En esta exhibición, Helena Aguilar, diseñadora industrial, docente y joyera, hace un recorrido por su obra, la cual lleva trabajando durante treinta y tres años desde su taller en Medellín. La joyería contemporánea en Colombia ha sido poco explorada pese a que cada vez más descubrimos trabajos de joyeros jóvenes que se atreven a explorar y practicar este oficio; sin embargo, Helena, una mujer resuelta y audaz, ha sido una pionera en este campo, formando varias generaciones de joyeros y joyeras y construyendo una carrera sólida.

La identidad, como exploración y reflexión, no es algo nuevo para Helena. Por el contrario, ha sido un camino extenso, aún inacabable, que ha transitado durante muchos años a través de sus manos. La interrogación por la identidad que se hace, proviene desde lo más íntimo y atraviesa su mirada del arte, la moda, la vida y su oficio.

Lo primero que ve el espectador al entrar, es un conjunto de piezas que tienen una inspiración concreta: la obra de Beatriz González. Helena ha estudiado la obra de la maestra González, con profunda admiración y respeto, y ha extraído de una de sus pinturas una gama de color para hablar desde la moda, algo que González explora desde la pintura y el dibujo: la representación de la cultura popular. Helena, que tiene una obsesión por lo popular y sus formas, se pregunta cómo transformarlas para, no solo llevarlas a un escenario de cotidianidad y portabilidad, sino simplificarlas y así incomodar la mirada.

Helena reconoce su territorio y como artista, busca las posibilidades de expresión de sus cavilaciones sobre el lugar que habita, pero también comprende los límites que tiene un país como el nuestro; por ello, su obra tiene la

 

capacidad de llevarnos por un camino casi histórico: un acercamiento al oro que no terminamos de resolver; también adentrarnos en la majestuosidad del Chiribiquete y luego, como si nos despertaran de una ensoñación, hacernos un llamado a la realidad colombiana actual: un país que, pese a su prodigio, duele.

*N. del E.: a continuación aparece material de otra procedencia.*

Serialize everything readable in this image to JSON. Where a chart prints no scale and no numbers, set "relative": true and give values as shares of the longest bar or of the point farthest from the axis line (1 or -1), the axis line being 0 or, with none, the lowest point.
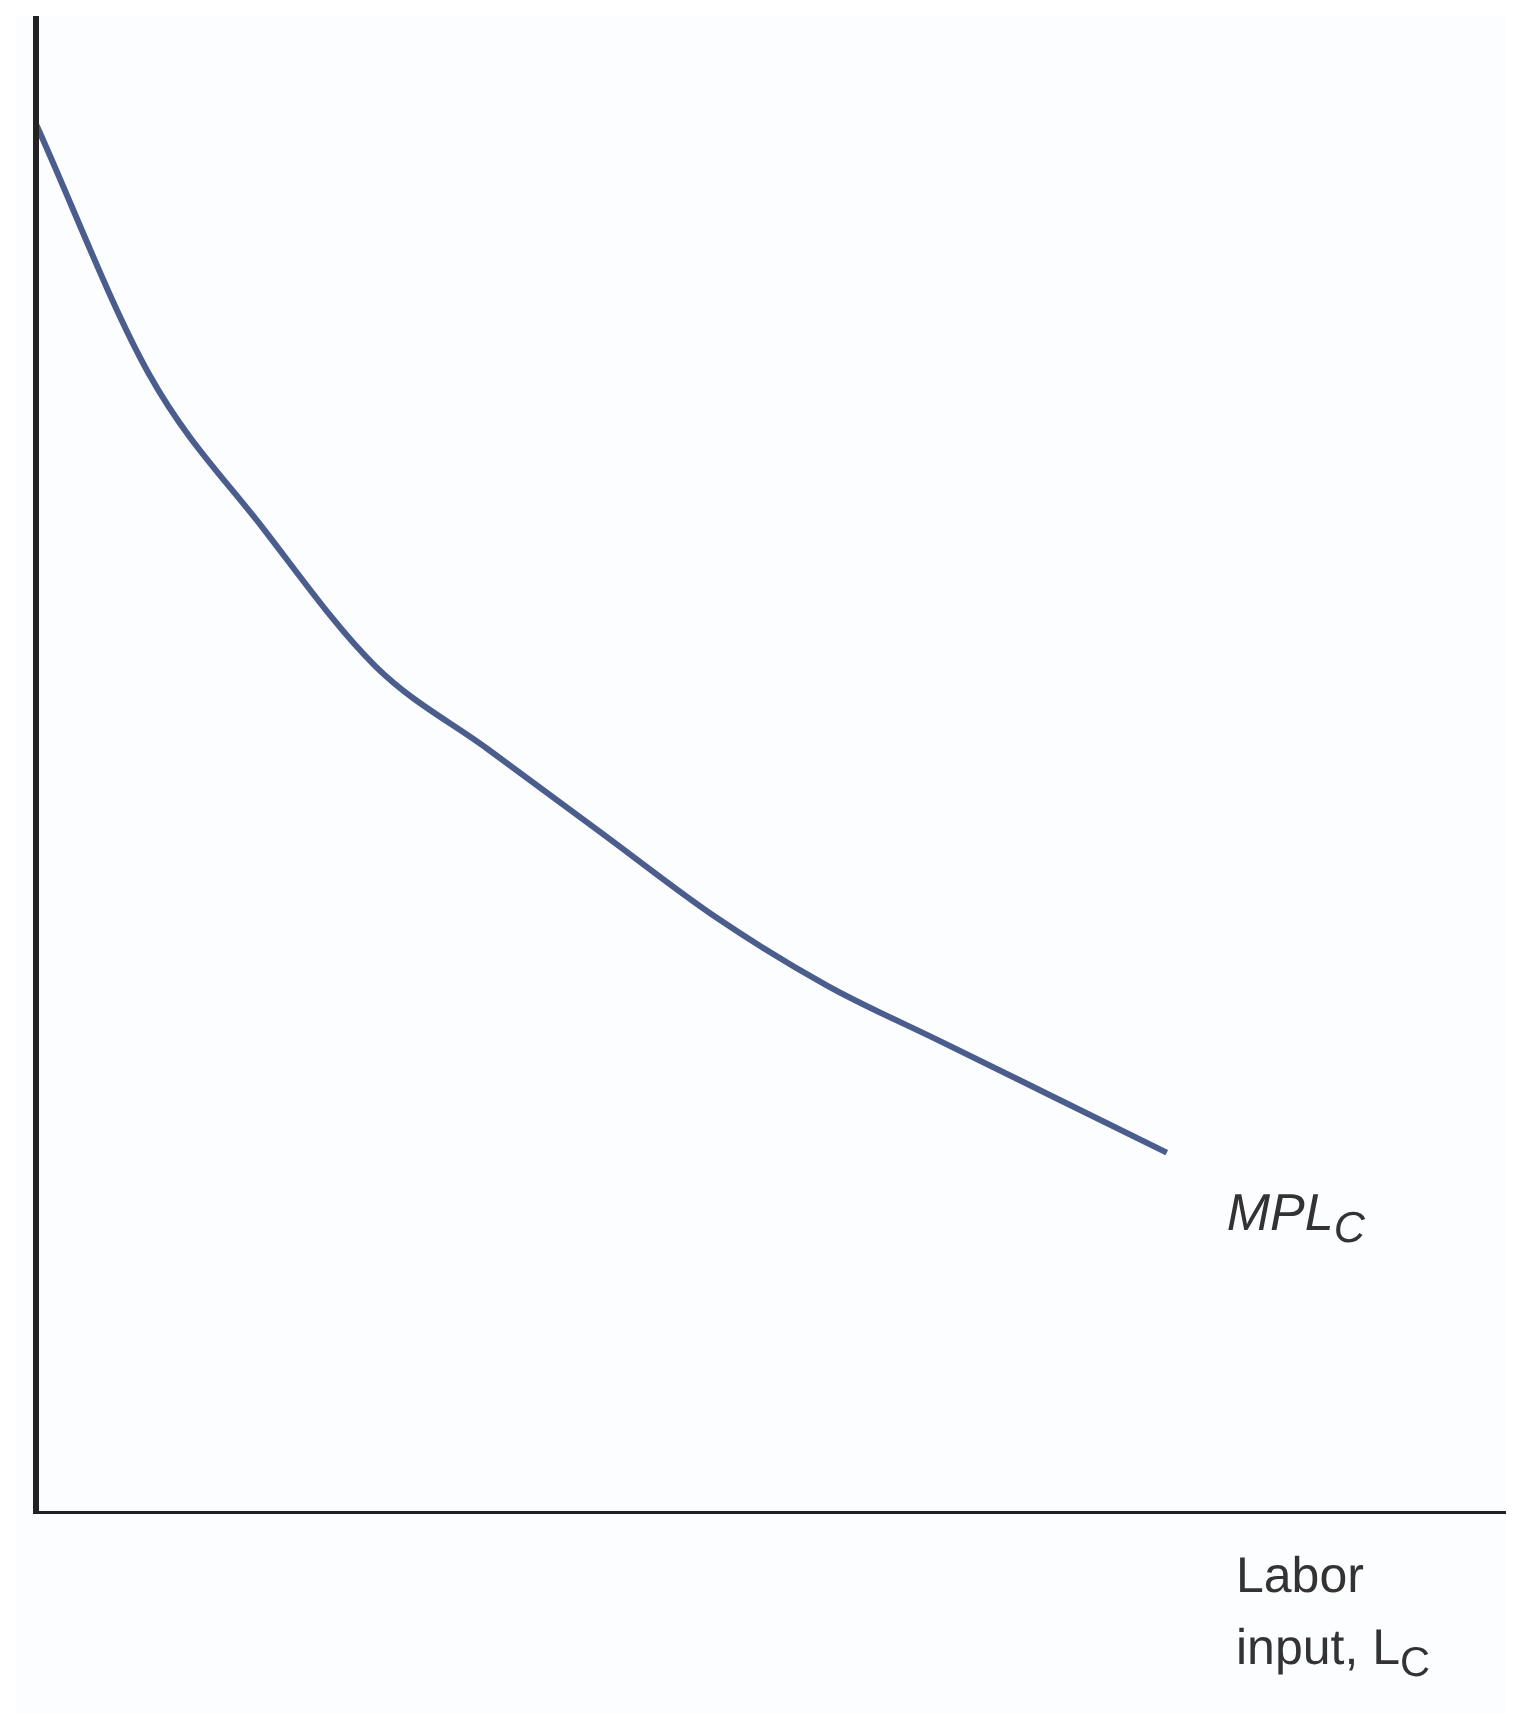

Martillando sobre lo mismo, investigando la materialidad y reconociéndose una mujer hondamente colombiana, Helena busca cómo cada persona que porte una de sus joyas transite por una reflexión de su propia identidad, de su raíz. Para encontrarnos con esta retrospectiva, han pasado años de fraguar la idea de cómo trabajar la joyería cargada de pensamiento y de intención en un país que se deslumbra fácilmente con espejismos. Helena es una mujer firme, en su pensamiento, mirada y acción. Sus piezas son igualmente constantes en el tiempo y redefinen el arte llevado a la joya convirtiéndose en una precursora  de la joyería contemporánea en la historia de la ciudad y el país.

Texto curatorial por María Montoya R.

 

Mi trabajo soy yo, doy fe de que mi mano, mi pensamiento y mi corazón están presentes en mi obra.

Martillando sobre lo mismo.

 

Martillando sobre lo mismo

¿Por qué, desde la joyería, tocar los temas álgidos del país? ¿Por qué no hacerlo?

 

En esta oportunidad, Helena ha dispuesto sus piezas de tal manera que plantea una reflexión sobre una patria adolorida que ha logrado ser resiliente, quizás de manera obligada.

 

Su mano ha labrado joyas que resaltan agudamente la belleza y, en varias oportunidades, también presumen el lujo; pero, paradójicamente, estas mismas piezas nacen de la gama de color más democrática: la bandera de Colombia que tiene los colores con los que hemos crecido y sin duda nos han definido: el amarillo, el oro; el azul, los océanos; el rojo, la sangre derramada por tantos durante décadas de violencia que han determinado nuestra historia. Sin embargo, el propósito de Helena no es afligirnos, pues ella vive en un estado de gozo y esperanza, donde puede mirar hacia el futuro con una lógica de mujer libre.

 

La bandera que vemos expuesta se enfrenta a la manera en que los desahuciados cuentan el pasar del tiempo, en un ejercicio de repetición que también esta joyera lleva realizando -y perfeccionando- desde 1994 de este elemento metálico tan vigente como contundente, una composición propia de la joyería contemporánea.

 

El “ave fénix” que deja en el piso sus años de historia en forma de retazos, surge de un negro turmalina para completarse en su máximo esplendor: la forma delineada y completa de un territorio.